7. Engaging in any form of revenue sharing except in specific circumstances as set out below.
In some practice arrangements, a member might not receive the entire fee paid by the client or a third party for providing professional services, but may share it with others within the organization or practice. In order to avoid a conflict-of-interest, members may share revenue only with one or more of the following: i. another member of the College; ii. a member of another regulated health profession; iii. a health professional corporation; iv. a social worker or social service worker or a professional corporation for a social worker or a social service worker; or v. any other person if there is a written contract with the person stating that the member will have control over, and be responsible for, his/her own professional decisions, and for maintaining professional standards.

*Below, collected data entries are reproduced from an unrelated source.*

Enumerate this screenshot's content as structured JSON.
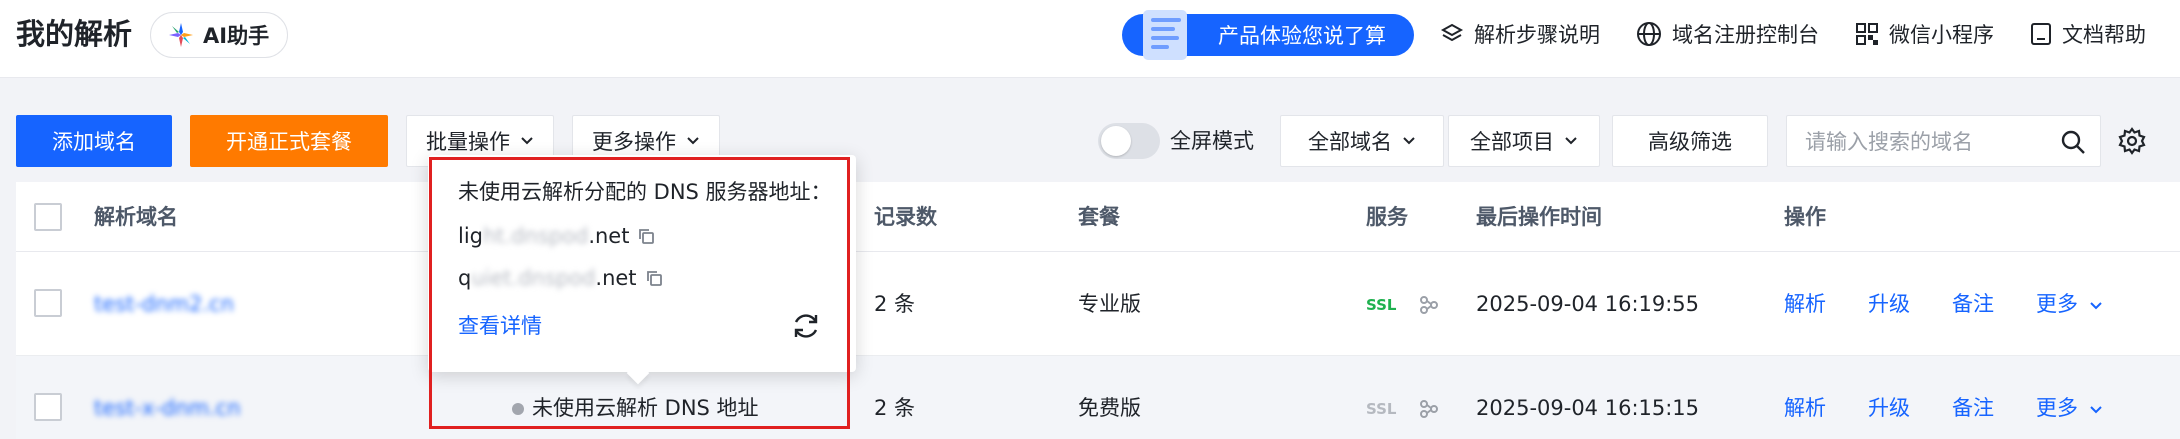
{
  "header": {
    "title": "我的解析",
    "ai_label": "AI助手",
    "experience_label": "产品体验您说了算",
    "links": [
      {
        "label": "解析步骤说明",
        "icon": "layers-icon"
      },
      {
        "label": "域名注册控制台",
        "icon": "globe-icon"
      },
      {
        "label": "微信小程序",
        "icon": "qrcode-icon"
      },
      {
        "label": "文档帮助",
        "icon": "document-icon"
      }
    ]
  },
  "toolbar": {
    "add_domain": "添加域名",
    "open_package": "开通正式套餐",
    "batch": "批量操作",
    "more_ops": "更多操作",
    "fullscreen": "全屏模式",
    "all_domains": "全部域名",
    "all_projects": "全部项目",
    "advanced_filter": "高级筛选",
    "search_placeholder": "请输入搜索的域名"
  },
  "table": {
    "headers": {
      "domain": "解析域名",
      "records": "记录数",
      "package": "套餐",
      "service": "服务",
      "last_time": "最后操作时间",
      "actions": "操作"
    },
    "rows": [
      {
        "domain": "test-dnm2.cn",
        "records": "2 条",
        "package": "专业版",
        "ssl": "SSL",
        "ssl_active": true,
        "time": "2025-09-04 16:19:55",
        "status": ""
      },
      {
        "domain": "test-x-dnm.cn",
        "records": "2 条",
        "package": "免费版",
        "ssl": "SSL",
        "ssl_active": false,
        "time": "2025-09-04 16:15:15",
        "status": "未使用云解析 DNS 地址"
      }
    ],
    "action_labels": {
      "resolve": "解析",
      "upgrade": "升级",
      "note": "备注",
      "more": "更多"
    }
  },
  "popover": {
    "title": "未使用云解析分配的 DNS 服务器地址：",
    "ns1_start": "lig",
    "ns1_mask": "ht.dnspod",
    "ns1_end": ".net",
    "ns2_start": "q",
    "ns2_mask": "uiet.dnspod",
    "ns2_end": ".net",
    "detail_link": "查看详情"
  },
  "colors": {
    "primary": "#1664ff",
    "orange": "#ff7a00",
    "ssl_green": "#1fb14f",
    "highlight": "#e02020"
  }
}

8. Selling a product to a client or recommending a product that is sold in any premises associated with the member, without first advising the client that s/he may purchase the product elsewhere without affecting the client-practitioner relationship.
A member may not pressure the client into purchasing products from the member’s practice or the member’s landlord. Avoiding this type of conduct assures the public that any sale or recommendation made by the member is in the client’s interest only. It also gives the client the opportunity to obtain products elsewhere, perhaps at a lower price or at a more convenient location.If recommending a product to a client that is sold in any premises associated with the member, the member also issues a written description of the product. In addition, the member advises the client that s/he may purchase the product elsewhere without affecting the client-practitioner relationship.
The Standard: Conflict-of-interest
Members remain alert to potential, actual or perceived conflicts-of-interest, and take measures to prevent these situations from arising. Members take action to effectively manage and mitigate any conflicts-of-interest that may arise.
Demonstrating the Standard
A member demonstrates compliance with the standard by, for example:
- being aware of, and avoiding, situations that may place the member in a conflict-of-interest;
- carefully managing conflicts-of-interest by appropriately disclosing the conflict, and ensuring that suitable safeguards are established and documented;
- seeking advice from peers or the College, when in doubt.
Note: College publications containing practice standards, guidelines or directives should be considered by all members in the care of their clients and in the practice of the profession. College publications are developed in consultation with the profession and describe current professional expectations. It is important to note that these College publications may be used by the College or other bodies in determining whether appropriate standards of practice and professional responsibilities have been maintained.